A film that proves Scorsese's point. Scorsese was right. Movies like this are not "cinema", exactly. It's something else. When you can buy tickets for seats that move with the action, it's something else. (like imagine an interactive novel, with surround sound ambient sound effects and piped in scents, to match what you read...it's no longer just literature, it's something else).
This is more of a ride and a sensory experience than cinema. In 3D, This feels more like a long DisneyWorld attraction than a movie. The frame rate changes are distracting. Alternating from smooth "soap opera" high def video to occasionally looking actually filmic and realistic.

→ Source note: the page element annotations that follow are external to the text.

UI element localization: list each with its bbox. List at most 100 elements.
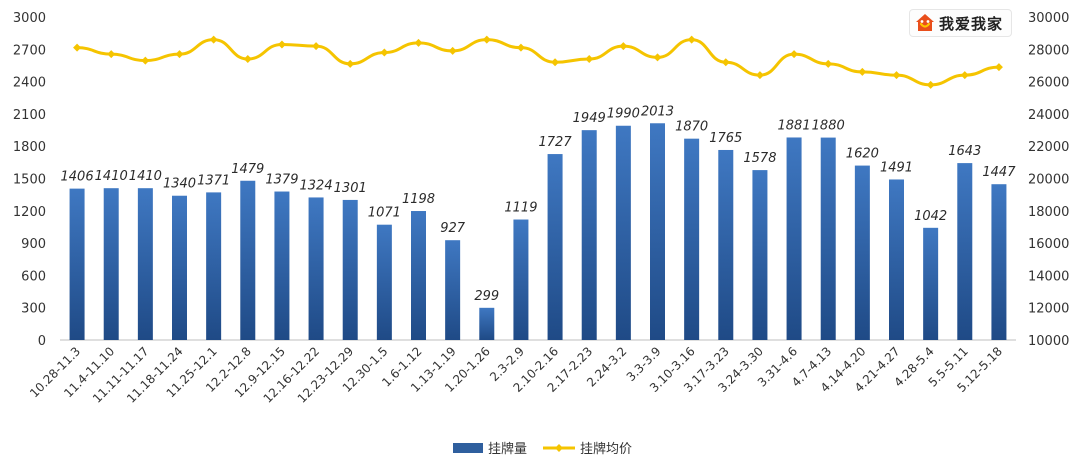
bar bbox=[103, 188, 119, 340]
bar bbox=[991, 184, 1007, 340]
bar bbox=[411, 211, 426, 340]
line-point bbox=[790, 50, 799, 59]
line-point bbox=[141, 56, 150, 65]
line-point bbox=[926, 80, 935, 89]
bar bbox=[581, 130, 597, 340]
y-left-tick-label: 300 bbox=[21, 302, 46, 317]
bar-data-label: 1578 bbox=[743, 151, 776, 166]
price-line bbox=[77, 38, 999, 87]
house-logo-icon bbox=[916, 14, 934, 31]
line-point bbox=[448, 46, 457, 55]
bar bbox=[650, 123, 665, 340]
line-point bbox=[175, 50, 184, 59]
line-point bbox=[824, 59, 833, 68]
y-left-tick-label: 1200 bbox=[13, 205, 46, 220]
y-right-tick-label: 12000 bbox=[1028, 302, 1069, 317]
legend-swatch-marker bbox=[555, 444, 563, 452]
bar bbox=[376, 224, 392, 340]
line-point bbox=[551, 58, 560, 67]
bar bbox=[445, 240, 461, 340]
line-series bbox=[73, 35, 1003, 89]
bar-data-label: 1198 bbox=[402, 192, 435, 207]
bar bbox=[786, 137, 802, 340]
bar bbox=[274, 191, 290, 340]
y-right-tick-label: 18000 bbox=[1028, 205, 1069, 220]
bar bbox=[718, 149, 734, 340]
bar bbox=[172, 195, 187, 340]
line-point bbox=[209, 35, 218, 44]
bar bbox=[752, 170, 768, 340]
y-left-tick-label: 600 bbox=[21, 269, 46, 284]
bar-data-label: 1727 bbox=[539, 135, 573, 150]
bar bbox=[957, 163, 973, 340]
y-right-tick-label: 30000 bbox=[1028, 11, 1069, 26]
bar-data-label: 1765 bbox=[709, 131, 742, 146]
y-axis-left: 0 300 600 900 1200 1500 1800 2100 2400 2700 3000 bbox=[13, 11, 46, 349]
bar-data-label: 1410 bbox=[95, 169, 128, 184]
y-right-tick-label: 16000 bbox=[1028, 237, 1069, 252]
y-left-tick-label: 0 bbox=[38, 334, 46, 349]
y-left-tick-label: 2400 bbox=[13, 76, 46, 91]
bar bbox=[69, 188, 85, 340]
bar-series bbox=[69, 123, 1007, 340]
bar-data-label: 299 bbox=[474, 289, 499, 304]
y-left-tick-label: 2700 bbox=[13, 43, 46, 58]
y-right-tick-label: 24000 bbox=[1028, 108, 1069, 123]
bar bbox=[342, 199, 358, 340]
y-right-tick-label: 28000 bbox=[1028, 43, 1069, 58]
y-left-tick-label: 900 bbox=[21, 237, 46, 252]
bar bbox=[479, 307, 495, 340]
bar-data-label: 1301 bbox=[334, 181, 367, 196]
bar-data-label: 1881 bbox=[778, 118, 811, 133]
bar-data-label: 1324 bbox=[300, 178, 333, 193]
line-point bbox=[277, 40, 286, 49]
bar-data-label: 1406 bbox=[61, 170, 94, 185]
x-axis-ticks: 10.28-11.311.4-11.1011.11-11.1711.18-11.… bbox=[27, 344, 1005, 406]
bar-data-label: 1643 bbox=[948, 144, 981, 159]
legend: 挂牌量 挂牌均价 bbox=[453, 441, 632, 457]
line-point bbox=[755, 71, 764, 80]
watermark-logo: 我爱我家 bbox=[909, 9, 1013, 37]
bar-data-label: 1491 bbox=[880, 160, 913, 175]
line-point bbox=[516, 43, 525, 52]
bar bbox=[240, 180, 256, 340]
line-point bbox=[892, 71, 901, 80]
y-left-tick-label: 3000 bbox=[13, 11, 46, 26]
bar-data-label: 1620 bbox=[846, 147, 879, 162]
line-point bbox=[858, 67, 867, 76]
bar bbox=[854, 165, 870, 340]
y-right-tick-label: 14000 bbox=[1028, 269, 1069, 284]
bar bbox=[513, 219, 529, 340]
y-left-tick-label: 1500 bbox=[13, 173, 46, 188]
bar-data-label: 1949 bbox=[573, 111, 606, 126]
bar-data-label: 1870 bbox=[675, 120, 708, 135]
bar-data-label: 1119 bbox=[504, 201, 537, 216]
line-point bbox=[107, 50, 116, 59]
y-right-tick-label: 26000 bbox=[1028, 76, 1069, 91]
bar-data-label: 1340 bbox=[163, 177, 196, 192]
legend-swatch-bar bbox=[453, 443, 483, 453]
line-point bbox=[482, 35, 491, 44]
legend-label-line: 挂牌均价 bbox=[580, 441, 632, 457]
bar bbox=[923, 227, 939, 340]
bar-data-label: 1071 bbox=[368, 206, 401, 221]
y-left-tick-label: 2100 bbox=[13, 108, 46, 123]
bar-data-label: 1410 bbox=[129, 169, 162, 184]
bar-data-label: 927 bbox=[440, 221, 466, 236]
bar bbox=[206, 192, 222, 340]
bar-data-label: 1447 bbox=[982, 165, 1016, 180]
y-left-tick-label: 1800 bbox=[13, 140, 46, 155]
watermark-text: 我爱我家 bbox=[939, 14, 1004, 33]
bar-data-label: 1479 bbox=[231, 162, 264, 177]
bar bbox=[308, 197, 324, 340]
bar-data-label: 1371 bbox=[197, 173, 230, 188]
line-point bbox=[687, 35, 696, 44]
line-point bbox=[960, 71, 969, 80]
line-point bbox=[619, 42, 628, 51]
bar bbox=[615, 125, 631, 340]
line-point bbox=[721, 58, 730, 67]
y-right-tick-label: 22000 bbox=[1028, 140, 1069, 155]
bar bbox=[684, 138, 700, 340]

Unlike, say, The seventh seal or the godfather, The story and characters here could be adequately summarized in a sentence or two, with little to no finer resolution required. One could make the same argument for the first Star Wars, i suppose.

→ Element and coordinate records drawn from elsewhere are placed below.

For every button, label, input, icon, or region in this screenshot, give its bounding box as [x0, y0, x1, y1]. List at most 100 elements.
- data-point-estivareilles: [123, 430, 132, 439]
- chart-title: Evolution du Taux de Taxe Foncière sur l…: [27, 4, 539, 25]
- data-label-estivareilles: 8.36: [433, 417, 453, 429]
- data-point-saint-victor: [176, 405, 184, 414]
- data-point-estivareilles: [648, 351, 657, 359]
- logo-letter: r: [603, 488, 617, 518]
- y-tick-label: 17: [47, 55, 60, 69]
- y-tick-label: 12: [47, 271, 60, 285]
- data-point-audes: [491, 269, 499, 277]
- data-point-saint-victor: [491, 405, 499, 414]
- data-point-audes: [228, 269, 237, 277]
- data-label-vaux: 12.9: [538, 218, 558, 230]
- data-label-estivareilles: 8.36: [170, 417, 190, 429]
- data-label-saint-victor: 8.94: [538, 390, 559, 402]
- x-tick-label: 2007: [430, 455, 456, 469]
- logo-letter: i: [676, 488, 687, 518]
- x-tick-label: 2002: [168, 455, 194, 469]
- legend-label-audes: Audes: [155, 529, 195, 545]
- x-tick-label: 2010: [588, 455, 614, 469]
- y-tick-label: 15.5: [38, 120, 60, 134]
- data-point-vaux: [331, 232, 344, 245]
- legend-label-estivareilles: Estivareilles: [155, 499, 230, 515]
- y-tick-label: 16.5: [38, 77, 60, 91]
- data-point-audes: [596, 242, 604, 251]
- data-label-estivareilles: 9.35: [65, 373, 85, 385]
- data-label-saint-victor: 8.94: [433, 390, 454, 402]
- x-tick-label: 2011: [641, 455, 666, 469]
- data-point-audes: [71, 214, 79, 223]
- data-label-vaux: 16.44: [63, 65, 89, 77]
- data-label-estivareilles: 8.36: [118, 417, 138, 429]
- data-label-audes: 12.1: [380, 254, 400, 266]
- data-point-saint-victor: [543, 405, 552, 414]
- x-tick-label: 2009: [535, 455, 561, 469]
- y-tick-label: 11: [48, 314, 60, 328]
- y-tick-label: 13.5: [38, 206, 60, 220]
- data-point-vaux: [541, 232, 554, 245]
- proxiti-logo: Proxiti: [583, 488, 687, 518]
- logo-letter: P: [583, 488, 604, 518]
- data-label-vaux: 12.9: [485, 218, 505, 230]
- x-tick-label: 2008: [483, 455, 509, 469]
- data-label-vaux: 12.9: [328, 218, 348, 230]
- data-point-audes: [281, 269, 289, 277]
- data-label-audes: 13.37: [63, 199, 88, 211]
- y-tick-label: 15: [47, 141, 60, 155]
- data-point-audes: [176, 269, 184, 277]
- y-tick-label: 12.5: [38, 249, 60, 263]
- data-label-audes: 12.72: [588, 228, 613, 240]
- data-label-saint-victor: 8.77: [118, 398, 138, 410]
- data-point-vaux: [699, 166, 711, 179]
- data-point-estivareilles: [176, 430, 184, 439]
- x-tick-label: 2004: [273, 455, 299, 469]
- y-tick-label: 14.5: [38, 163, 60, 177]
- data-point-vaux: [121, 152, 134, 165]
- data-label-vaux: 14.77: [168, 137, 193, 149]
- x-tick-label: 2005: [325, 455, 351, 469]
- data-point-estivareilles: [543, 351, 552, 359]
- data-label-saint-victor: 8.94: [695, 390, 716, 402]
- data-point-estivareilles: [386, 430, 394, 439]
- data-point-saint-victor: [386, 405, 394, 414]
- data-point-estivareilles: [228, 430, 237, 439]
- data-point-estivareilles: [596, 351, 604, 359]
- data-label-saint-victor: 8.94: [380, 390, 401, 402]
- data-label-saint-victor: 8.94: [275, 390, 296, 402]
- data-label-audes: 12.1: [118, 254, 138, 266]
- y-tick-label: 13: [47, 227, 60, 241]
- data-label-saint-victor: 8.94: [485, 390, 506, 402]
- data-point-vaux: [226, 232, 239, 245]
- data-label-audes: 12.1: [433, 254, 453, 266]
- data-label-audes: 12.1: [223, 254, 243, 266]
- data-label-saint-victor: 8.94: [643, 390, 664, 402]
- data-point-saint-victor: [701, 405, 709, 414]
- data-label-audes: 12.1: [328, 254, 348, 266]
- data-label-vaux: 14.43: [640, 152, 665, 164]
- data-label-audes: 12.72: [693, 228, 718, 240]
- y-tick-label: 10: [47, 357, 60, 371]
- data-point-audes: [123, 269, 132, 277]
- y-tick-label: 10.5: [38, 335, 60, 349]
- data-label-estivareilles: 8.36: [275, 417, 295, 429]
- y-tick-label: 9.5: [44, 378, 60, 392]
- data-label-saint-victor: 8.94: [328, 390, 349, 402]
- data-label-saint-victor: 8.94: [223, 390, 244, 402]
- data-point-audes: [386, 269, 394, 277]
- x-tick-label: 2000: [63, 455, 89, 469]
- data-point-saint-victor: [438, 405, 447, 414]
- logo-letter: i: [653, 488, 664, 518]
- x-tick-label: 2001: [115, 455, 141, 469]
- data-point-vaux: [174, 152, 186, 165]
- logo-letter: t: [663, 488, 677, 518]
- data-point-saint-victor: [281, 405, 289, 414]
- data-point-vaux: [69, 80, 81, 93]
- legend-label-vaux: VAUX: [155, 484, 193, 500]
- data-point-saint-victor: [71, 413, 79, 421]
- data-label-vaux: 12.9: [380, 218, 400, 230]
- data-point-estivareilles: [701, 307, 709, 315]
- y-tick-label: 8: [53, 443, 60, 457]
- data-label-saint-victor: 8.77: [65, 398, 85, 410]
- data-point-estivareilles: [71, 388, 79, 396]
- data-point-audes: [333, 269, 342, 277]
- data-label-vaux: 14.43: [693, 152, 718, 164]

But telling a simple story in an epic way doesn't necessarily diminish the piece. Or does it? In this case the story and characters are not so much archetypes (as in Star Wars) as they are just SO thin and shallow as to be perfunctory, generic and ultimately devoid of what is necessary to be compelling: relatability.
Star Wars was thin, to be sure, but the archetypes and story were so classic, and so universal as to be somehow relatable and human, in a way that Avatar isn't.
This is a ride, with or without the moving seats. And though it is certainly worth the price of admission, it's lasting effect is precisely as long and deep as the feeling one is left with exiting a disney attraction. It's fun while it lasts, then it all but evaporates as you get in line for the next ride.